Lors d’une pause, la femme de son père nous confie les derniers souhaits d’Angie : « Elle m’a dit “mamie, j’arrête cette mascarade, je vais acheter un logement et adopter des enfants”. » La « mascarade », c’étaient « quelques passes de temps en temps, car il fallait bien vivre pendant la pandémie de Covid. Mais il avait un diplôme de coiffeur et maquilleur », précise Mamie qui hésite toujours entre masculin et féminin.
 

« La transition, les hormones, les opérations et les soins… »

 

« Elle avait beaucoup de classe, reprend Me Berrebi-Amsellem, elle aimait la nuit, elle connaissait tout le monde, transformait tout ce qu’elle touchait en or. » La femme séduisante, plantureuse, ne fut pas toujours aussi « bien dans sa peau. Sa quête identitaire a été difficile, je ne trouve pas joli le mot transsexuel car ces êtres fragiles, vulnérables, doivent d’abord lutter contre ce qu’ils ressentent ». Puis, « il a fallu changer de prénom, de sexe, de vie (…) Angie est née dans une famille traditionnelle, elle a dû accepter d’être considérée “contre-nature” », comme on dit. « La transition, les hormones, les opérations, les soins, c’est très douloureux, ça coûte terriblement cher : 5 000 à 10 000 euros pour les seins ! Alors vous imaginez le reste ? »

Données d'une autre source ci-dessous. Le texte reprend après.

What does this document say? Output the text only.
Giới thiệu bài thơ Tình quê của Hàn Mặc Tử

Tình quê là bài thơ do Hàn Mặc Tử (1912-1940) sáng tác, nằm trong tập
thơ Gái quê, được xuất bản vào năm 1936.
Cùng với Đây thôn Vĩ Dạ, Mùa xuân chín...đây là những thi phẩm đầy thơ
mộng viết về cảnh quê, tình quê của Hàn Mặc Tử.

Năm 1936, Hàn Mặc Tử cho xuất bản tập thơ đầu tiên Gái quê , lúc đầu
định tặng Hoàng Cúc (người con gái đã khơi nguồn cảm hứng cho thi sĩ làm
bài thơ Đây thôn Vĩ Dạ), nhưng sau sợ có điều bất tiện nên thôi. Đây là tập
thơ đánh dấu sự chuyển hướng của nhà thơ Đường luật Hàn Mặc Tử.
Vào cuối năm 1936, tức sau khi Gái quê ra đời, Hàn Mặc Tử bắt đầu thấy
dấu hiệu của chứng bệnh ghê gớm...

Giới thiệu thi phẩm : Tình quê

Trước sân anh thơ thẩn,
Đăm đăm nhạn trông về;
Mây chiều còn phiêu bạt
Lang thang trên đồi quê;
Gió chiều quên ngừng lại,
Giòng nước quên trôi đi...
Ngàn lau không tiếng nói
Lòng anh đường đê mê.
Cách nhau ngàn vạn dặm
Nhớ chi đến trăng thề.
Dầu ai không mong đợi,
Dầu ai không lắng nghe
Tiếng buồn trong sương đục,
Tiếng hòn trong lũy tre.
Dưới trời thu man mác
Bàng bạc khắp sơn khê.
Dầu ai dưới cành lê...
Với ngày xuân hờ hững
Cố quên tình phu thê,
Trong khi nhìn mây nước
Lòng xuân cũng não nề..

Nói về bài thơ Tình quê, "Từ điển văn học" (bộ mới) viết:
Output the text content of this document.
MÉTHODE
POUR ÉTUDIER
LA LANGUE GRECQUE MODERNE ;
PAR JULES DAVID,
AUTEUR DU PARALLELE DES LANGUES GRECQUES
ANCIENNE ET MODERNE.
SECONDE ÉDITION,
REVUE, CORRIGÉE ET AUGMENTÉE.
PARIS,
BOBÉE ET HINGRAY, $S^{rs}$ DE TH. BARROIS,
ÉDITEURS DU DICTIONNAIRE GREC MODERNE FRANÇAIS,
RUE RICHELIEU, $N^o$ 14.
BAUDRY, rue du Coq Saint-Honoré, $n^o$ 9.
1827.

Mais Angie a été acceptée par les siens. Aimée. Alors, qu’on l’ait ravie à sa famille est insupportable. L’une de ses sœurs pleure à chaudes larmes.

« Pourquoi ? », tente une ultime fois l’avocate. Soraya l’ignore. Querelle de territoire ? Pas du tout. Jalousie ? De quoi, puisqu’elles ne se connaissaient pas, ont confirmé les débats. Une expression captée au vol, « sale travelo », mais lancée par qui ? Nul ne le sait. En revanche, les témoins ont entendu à trois reprises : « Je viens de la crever, cette pute. » Pour la partie civile, c’est un meurtre, pas des violences mortelles sans intention de tuer : « Il y avait de la haine, dans cette phrase » et Soraya part « quand les organes d’Angie sortent. Ils sortaient ! Elle fuit, car elle se sait sous sursis probatoire ».